New Zealand Steel’s blue collar workforce has agreed to forego annual bonus payments during unprofitable years to allow the Auckland-based unit of ASX-listed Bluescope Steel a fighting chance as it seeks $A50 million in annual savings.
With the workforce also taking just a one per cent pay increase over two years it was "a very good outcome" from a collaborative process, NZ Steel chief executive Andrew Garey told BusinessDesk.
The new contract wasn't due until next May and the early resolution recognised that "the business was facing a pretty dire scenario".

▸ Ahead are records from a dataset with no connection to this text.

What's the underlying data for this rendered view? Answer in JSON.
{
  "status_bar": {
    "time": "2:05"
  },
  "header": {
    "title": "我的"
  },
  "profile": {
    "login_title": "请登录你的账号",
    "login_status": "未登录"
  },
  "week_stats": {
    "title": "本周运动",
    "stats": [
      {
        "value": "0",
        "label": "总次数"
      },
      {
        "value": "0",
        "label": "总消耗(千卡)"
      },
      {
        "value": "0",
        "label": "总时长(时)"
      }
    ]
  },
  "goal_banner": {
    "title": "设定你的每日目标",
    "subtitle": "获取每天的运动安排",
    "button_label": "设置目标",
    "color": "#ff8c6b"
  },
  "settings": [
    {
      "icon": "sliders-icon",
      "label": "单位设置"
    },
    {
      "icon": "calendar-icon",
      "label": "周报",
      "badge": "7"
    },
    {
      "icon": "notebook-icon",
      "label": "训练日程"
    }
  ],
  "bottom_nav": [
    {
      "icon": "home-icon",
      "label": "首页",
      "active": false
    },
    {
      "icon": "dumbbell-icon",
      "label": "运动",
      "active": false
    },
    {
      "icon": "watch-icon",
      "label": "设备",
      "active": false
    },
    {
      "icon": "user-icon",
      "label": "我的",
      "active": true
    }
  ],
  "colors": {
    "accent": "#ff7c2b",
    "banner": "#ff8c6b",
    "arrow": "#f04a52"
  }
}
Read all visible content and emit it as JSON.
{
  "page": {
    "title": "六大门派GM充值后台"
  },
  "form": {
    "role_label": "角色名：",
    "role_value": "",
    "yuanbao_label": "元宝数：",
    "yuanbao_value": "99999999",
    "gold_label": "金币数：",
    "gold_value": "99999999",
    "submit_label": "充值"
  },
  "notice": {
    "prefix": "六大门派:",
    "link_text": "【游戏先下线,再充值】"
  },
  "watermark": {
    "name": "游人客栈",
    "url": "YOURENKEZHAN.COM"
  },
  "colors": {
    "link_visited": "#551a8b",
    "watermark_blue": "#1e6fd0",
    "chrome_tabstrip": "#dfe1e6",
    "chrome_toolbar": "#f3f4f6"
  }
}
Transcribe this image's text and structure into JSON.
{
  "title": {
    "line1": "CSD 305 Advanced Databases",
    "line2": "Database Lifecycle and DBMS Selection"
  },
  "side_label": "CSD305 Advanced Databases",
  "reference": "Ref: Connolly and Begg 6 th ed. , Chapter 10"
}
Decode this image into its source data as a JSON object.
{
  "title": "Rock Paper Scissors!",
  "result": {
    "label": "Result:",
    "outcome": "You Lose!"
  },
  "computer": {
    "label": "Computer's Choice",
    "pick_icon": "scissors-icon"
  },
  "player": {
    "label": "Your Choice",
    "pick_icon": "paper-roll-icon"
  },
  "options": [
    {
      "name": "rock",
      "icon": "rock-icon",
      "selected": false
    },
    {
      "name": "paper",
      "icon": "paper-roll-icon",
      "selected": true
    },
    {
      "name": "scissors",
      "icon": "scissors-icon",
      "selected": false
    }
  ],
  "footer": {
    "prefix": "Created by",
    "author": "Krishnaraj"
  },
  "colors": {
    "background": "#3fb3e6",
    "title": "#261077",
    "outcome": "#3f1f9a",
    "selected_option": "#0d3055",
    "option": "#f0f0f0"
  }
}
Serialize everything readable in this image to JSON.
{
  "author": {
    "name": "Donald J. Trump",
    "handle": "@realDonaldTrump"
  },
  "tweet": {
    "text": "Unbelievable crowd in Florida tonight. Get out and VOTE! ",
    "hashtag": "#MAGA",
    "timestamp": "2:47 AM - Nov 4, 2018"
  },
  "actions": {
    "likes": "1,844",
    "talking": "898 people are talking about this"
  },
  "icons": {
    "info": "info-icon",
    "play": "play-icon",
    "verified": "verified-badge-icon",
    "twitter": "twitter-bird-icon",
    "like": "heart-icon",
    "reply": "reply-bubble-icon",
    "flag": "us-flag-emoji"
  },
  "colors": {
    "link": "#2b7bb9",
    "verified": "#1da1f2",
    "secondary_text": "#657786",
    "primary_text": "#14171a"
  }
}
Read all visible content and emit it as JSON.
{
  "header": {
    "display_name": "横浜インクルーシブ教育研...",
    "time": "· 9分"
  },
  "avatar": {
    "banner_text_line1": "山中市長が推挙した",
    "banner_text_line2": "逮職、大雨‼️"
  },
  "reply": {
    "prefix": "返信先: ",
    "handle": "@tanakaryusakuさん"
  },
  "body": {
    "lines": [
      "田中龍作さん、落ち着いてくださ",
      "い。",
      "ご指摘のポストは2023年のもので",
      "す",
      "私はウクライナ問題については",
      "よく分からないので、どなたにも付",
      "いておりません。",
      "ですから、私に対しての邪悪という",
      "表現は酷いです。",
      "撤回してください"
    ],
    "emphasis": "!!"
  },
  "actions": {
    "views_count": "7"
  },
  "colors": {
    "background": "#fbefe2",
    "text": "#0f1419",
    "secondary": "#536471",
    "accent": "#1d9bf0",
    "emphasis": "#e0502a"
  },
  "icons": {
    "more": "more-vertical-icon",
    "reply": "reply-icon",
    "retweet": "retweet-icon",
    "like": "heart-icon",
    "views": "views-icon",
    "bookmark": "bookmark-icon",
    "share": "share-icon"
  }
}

Bluescope announced in August that earnings before interest and tax from New Zealand operations sank a loss of $A30.3m in the year to June 30, from a $A73.6m profit the previous year, and that the company was seeking "game-changing" restructuring in both its Australian and New Zealand operations to combat the impact of low global steel prices.
The Engineering, Printing and Manufacturing Union announced last week that it had reached a new employment contract that would "allow the company to focus on becoming sustainable and resilient for the future, protecting jobs and the steel-making industry in New Zealand".
The two year deal "gives the company certainty about its costs and ensures good job security for the workers," EPMU organiser Joe Gallagher said.
"It also helps NZ Steel achieve its goal of $A50 million in sustainable savings."
The company is still seeking to cut as many as 100 jobs in both its blue and white collar workforces, which operate the Glenbrook steel mill, the Pacific Steel operation, bought from Fletcher Building last year, and ironsands exports.
It is also renegotiating arrangements with suppliers and making improvements to its industrial processes to achieve efficiencies.
The company was targeting up to $A25m in savings from workforce changes, with the new collective agreement delivering around half that and further restructuring anticipated to deliver the other half, said Mr Garey.